Anne Gesthuysen: Nein, wir sind zusammen an den Start gegangen, haben aber jeder für sich ein anderes ehrgeiziges Ziel verfolgt. Ich wollte besser sein als drei Jahre zuvor bei meinem ersten Marathon in Köln - und am liebsten unter vier Stunden. Und Sven, der wollte gerne unter 3'45 Stunden laufen. Na ja - ich habe mein Ziel mit 4'09 Stunden verfehlt. Die Schuld dafür laste ich übrigens bis heute Sven an - aber das ist eine andere Geschichte.
teleschau: Nun moderierten Sie gemeinsam die Samstagabend-Show "Deutschland tut was", eine Spendengala zum Auftakt der ARD-Aktionswoche "Ist doch Ehrensache", die sich mit dem Ehrenamt auseinandersetzt. Wird man sie bald öfter im Abendprogramm sehen?
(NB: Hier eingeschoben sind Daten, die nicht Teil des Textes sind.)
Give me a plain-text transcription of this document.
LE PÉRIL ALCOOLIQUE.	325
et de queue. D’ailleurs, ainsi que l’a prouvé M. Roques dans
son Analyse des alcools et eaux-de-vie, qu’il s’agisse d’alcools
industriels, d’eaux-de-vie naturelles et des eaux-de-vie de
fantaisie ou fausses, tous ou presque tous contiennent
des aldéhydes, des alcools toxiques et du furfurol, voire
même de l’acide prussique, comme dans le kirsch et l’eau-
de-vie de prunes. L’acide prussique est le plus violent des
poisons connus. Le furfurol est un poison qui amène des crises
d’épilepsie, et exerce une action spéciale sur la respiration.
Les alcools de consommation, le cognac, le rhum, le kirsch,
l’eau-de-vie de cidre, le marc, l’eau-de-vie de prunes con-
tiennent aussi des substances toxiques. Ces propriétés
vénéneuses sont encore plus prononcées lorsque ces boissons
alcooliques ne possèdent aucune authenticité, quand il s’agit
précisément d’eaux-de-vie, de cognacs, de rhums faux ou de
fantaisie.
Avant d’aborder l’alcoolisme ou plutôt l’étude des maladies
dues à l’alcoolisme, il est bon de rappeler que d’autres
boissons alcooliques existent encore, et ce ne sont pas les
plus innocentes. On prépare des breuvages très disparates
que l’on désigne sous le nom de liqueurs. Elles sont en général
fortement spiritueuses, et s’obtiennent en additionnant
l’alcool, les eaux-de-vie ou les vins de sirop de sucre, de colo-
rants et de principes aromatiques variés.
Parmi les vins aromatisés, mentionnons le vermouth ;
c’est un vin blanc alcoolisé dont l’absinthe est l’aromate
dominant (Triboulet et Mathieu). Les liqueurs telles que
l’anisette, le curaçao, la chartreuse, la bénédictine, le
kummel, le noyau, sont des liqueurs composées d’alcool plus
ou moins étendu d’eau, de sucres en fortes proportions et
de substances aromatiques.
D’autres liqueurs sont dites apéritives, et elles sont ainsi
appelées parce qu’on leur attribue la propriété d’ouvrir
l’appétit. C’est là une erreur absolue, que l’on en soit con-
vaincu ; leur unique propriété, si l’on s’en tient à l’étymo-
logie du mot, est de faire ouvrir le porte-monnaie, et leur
Anne Gesthuysen: Nun, vielleicht hat die ARD gesehen, dass es da ein Moderatorenpaar gibt, das zusammen gut funktioniert. Uns macht es Spaß, gemeinsam zu moderieren. Was kommt, wird man sehen. Das Morgenmagazin ist jedenfalls eine sehr gute Schule für jeden Moderator. Es schult die Kondition aufgrund seiner Länge, und es sind gleich mehrere Formate in einem: Nachrichtenmagazin, Talk, Service und Promi-Show. Man muss sich sehr schnell auf Neues einstellen können und sehr flexibel sein. Es gab Sendungen, zum Beispiel nach dem Tsunami, da haben wir schon den nächsten Gesprächspartner anmoderiert und wussten noch gar nicht, wer es sein würde. Den Namen gab es in letzter Sekunde aufs Ohr, weil die ganze Sendung sich von einer Minute zur anderen entwickelt hat. Wer also das Berechenbare oder starre Ablaufpläne liebt, sollte sich besser nicht beim Morgenmagazin bewerben.
teleschau: Wie lange wollen Sie den Job beim Morgenmagazin noch machen? Schließlich soll Schichtarbeit auf die Gesundheit gehen ...
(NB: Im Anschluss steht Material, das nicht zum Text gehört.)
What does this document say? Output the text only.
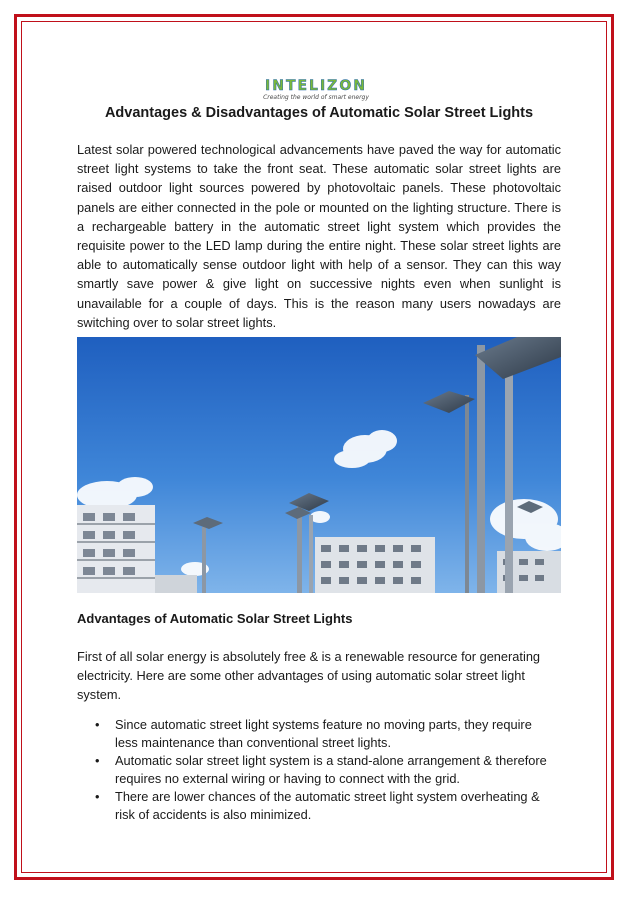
INTELIZON
Creating the world of smart energy
Advantages & Disadvantages of Automatic Solar Street Lights

Latest solar powered technological advancements have paved the way for automatic street light systems to take the front seat. These automatic solar street lights are raised outdoor light sources powered by photovoltaic panels. These photovoltaic panels are either connected in the pole or mounted on the lighting structure. There is a rechargeable battery in the automatic street light system which provides the requisite power to the LED lamp during the entire night. These solar street lights are able to automatically sense outdoor light with help of a sensor. They can this way smartly save power & give light on successive nights even when sunlight is unavailable for a couple of days. This is the reason many users nowadays are switching over to solar street lights.

Advantages of Automatic Solar Street Lights

First of all solar energy is absolutely free & is a renewable resource for generating electricity. Here are some other advantages of using automatic solar street light system.

• Since automatic street light systems feature no moving parts, they require less maintenance than conventional street lights.
• Automatic solar street light system is a stand-alone arrangement & therefore requires no external wiring or having to connect with the grid.
• There are lower chances of the automatic street light system overheating & risk of accidents is also minimized.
Anne Gesthuysen: Zum einen das, und man wird ja auch nicht jünger. Manchmal fällt es mir schon sehr schwer, in einem permanenten Jetlag zu leben. Aber es macht mir eben auch sehr viel Spaß. Wo im deutschen Fernsehen gibt es schon drei Shows in einer. So etwas gibt man nicht leichtfertig auf. Aber noch mal fünf Jahre werden es wohl nicht mehr werden.
teleschau: Haben Sie denn Träume in Bezug auf Sendungen, die Sie gerne moderieren würden? Was finden Sie besser: Quiz oder Talkshow?
Anne Gesthuysen: Wie wäre es mit dem Morgenmagazin am Abend? Ansonsten: Quiz, ich weiß nicht - vielleicht bin ich da altmodisch, aber ein Quiz möchte ich lieber von Männern moderiert sehen. Ich bin auch nicht so eine Entertainerin wie zum Beispiel Barbara Schöneberger. Die ist selbst die Show. Und ich bewundere sie sehr für dieses Talent. Ich kann weder tanzen noch singen, deshalb präsentiere ich lieber Menschen, Geschichten und Themen - ein klassischer Infotainment-Typ. Insofern liegt mir wohl die Talkshow näher. Wenn man ein kleines Mädchen fragt, was es werden will, sagt es Prinzessin. Wenn man eine Journalistin fragt, was sie moderieren will, dann ist es eine Talkshow.